The fundraising comes down to being able to provide people with a sense of the direction that you’re going. I look at fundraising the way that I would look at any investment I make, whether that’s in a cell phone or a car or stock or whatever. You want to believe in the thing that you’re buying.

I was at a meeting a couple of weeks ago and I met the chair of the Hawaiian Democratic Party, and we had a lot of very similar issues with our parties, including fundraising. Hawaii the exact opposite of where we are. They’ve got a very strong Democratic Party and a lot of people that identify as Democrats, yet they still have some of the similar issues.

It’s really about creating a message that people believe in. Frankly, with what’s going on with Donald Trump, the reasonability that people see in Democrats that are in local elected office, people are starting to see that.

Our polling has shown Donald Trump is not popular in this state, which is a continuation from the 2016 election. Trump carried the state with only 45 of the vote. He’s underwater in his approval rating and has never crested above 50%. Can Trump be an effective election issue for Democrats in Utah?

The reality is there’s not a whole lot that I feel like I have to do with Donald Trump. Whether we’re talking about essentially stealing $54 million from Hill Air Force Base or using nuclear bombs to try and stop hurricanes…I could go on and on about all of the things he’s done. In my mind, he’s his own worst enemy.

I think what people in Utah really want to see is a positive message, which is not coming out of the White House right now. Frankly, we have Republican legislators throughout the country who haven’t bothered to hold President Trump accountable for the erratic behavior and for doing the things that a vast majority of Americans don’t want to be happening.

Democrats made progress in 2018, picking up a number of seats on Capitol Hill and a seat in Congress. Looking forward to 2020, where are some places where you believe you can make gains?

I think we have opportunities all over the state. In Salt Lake County we had a number of really close races that we lost. I think all of those races that we could probably look at picking up in 2020. We’ve got a great set of people that are interested in running for those seats, but they’re not quire ready to announce yet. We’ve got opportunities up in Weber County. We’ve got opportunities in Summit County.

I’ve been hearing Weber County as a place Democrats could make gains for years. I’ve heard Washington County for years as well. What’s different now, because we’ve been hearing that refrain for years?

That’s fair. But the reality is, people are starting to get more and more tired with the antics and the lack of anything happening on Capitol Hill and more tired with the antics of Donald Trump and they’re ready for a change. I think that bleeds down into local politics.

When you look at a legislature that’s seriously considering attacking taxation that goes specifically to education. They changed Proposition 2 and Proposition 3 after the people voted for it. I think we can all agree that Proposition 4 is next on the chopping block. I think people are ready to see some real change.

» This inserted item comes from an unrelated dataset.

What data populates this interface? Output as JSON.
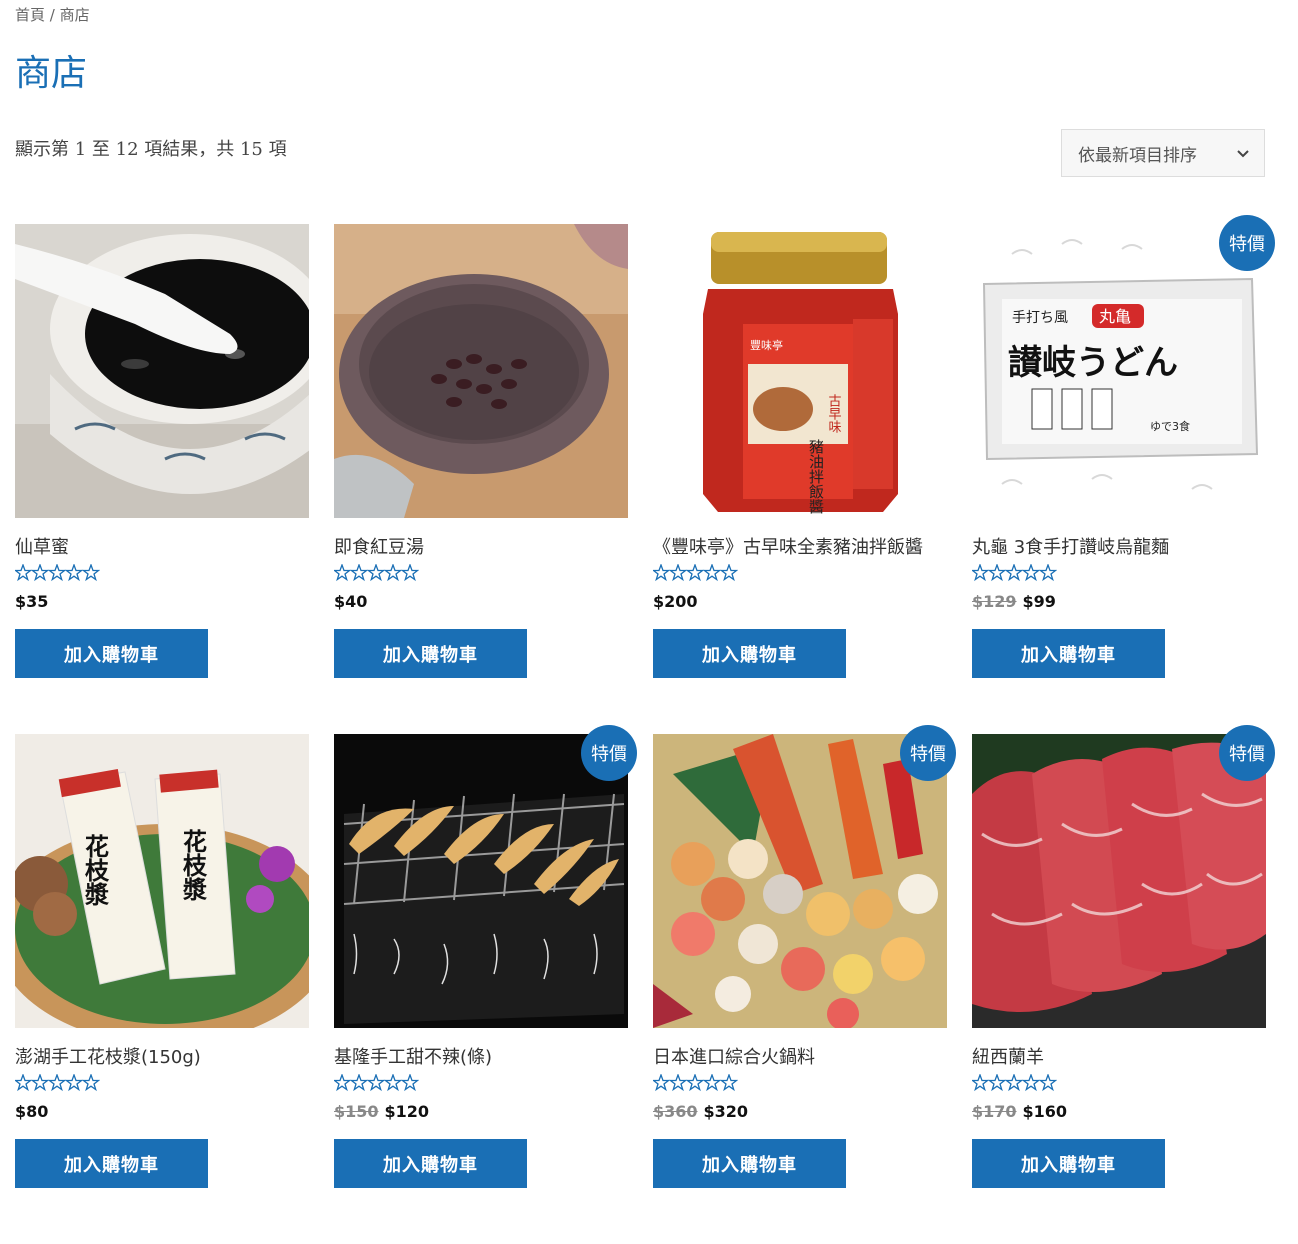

It’s one thing for our Republican legislators to talk about how the power lies in the hands of the people and the people have a voice. But, when the people ask for something to happen, they turn around and do the exact opposite or make changes because they know better than we do.

Is that a potent campaign issue for you? There’s a lot of anger over Prop. 2 and Prop. 3 and, as we’ve reported, Prop. 4 is likely headed for some changes. Can you turn that anger into votes for Democrats in an overwhelmingly Republican state?

You’ve hit the nail on the head. Democrats are constantly asking how do we get to that final step? I think we have seen the political pendulum swinging so far to the right that we’ve finally gotten to a point where people are ready to start looking at other options. As we see the demographic changes happening in Utah, it gives Democrats an opportunity. But, demographic changes don’t necessarily lead to Democratic changes.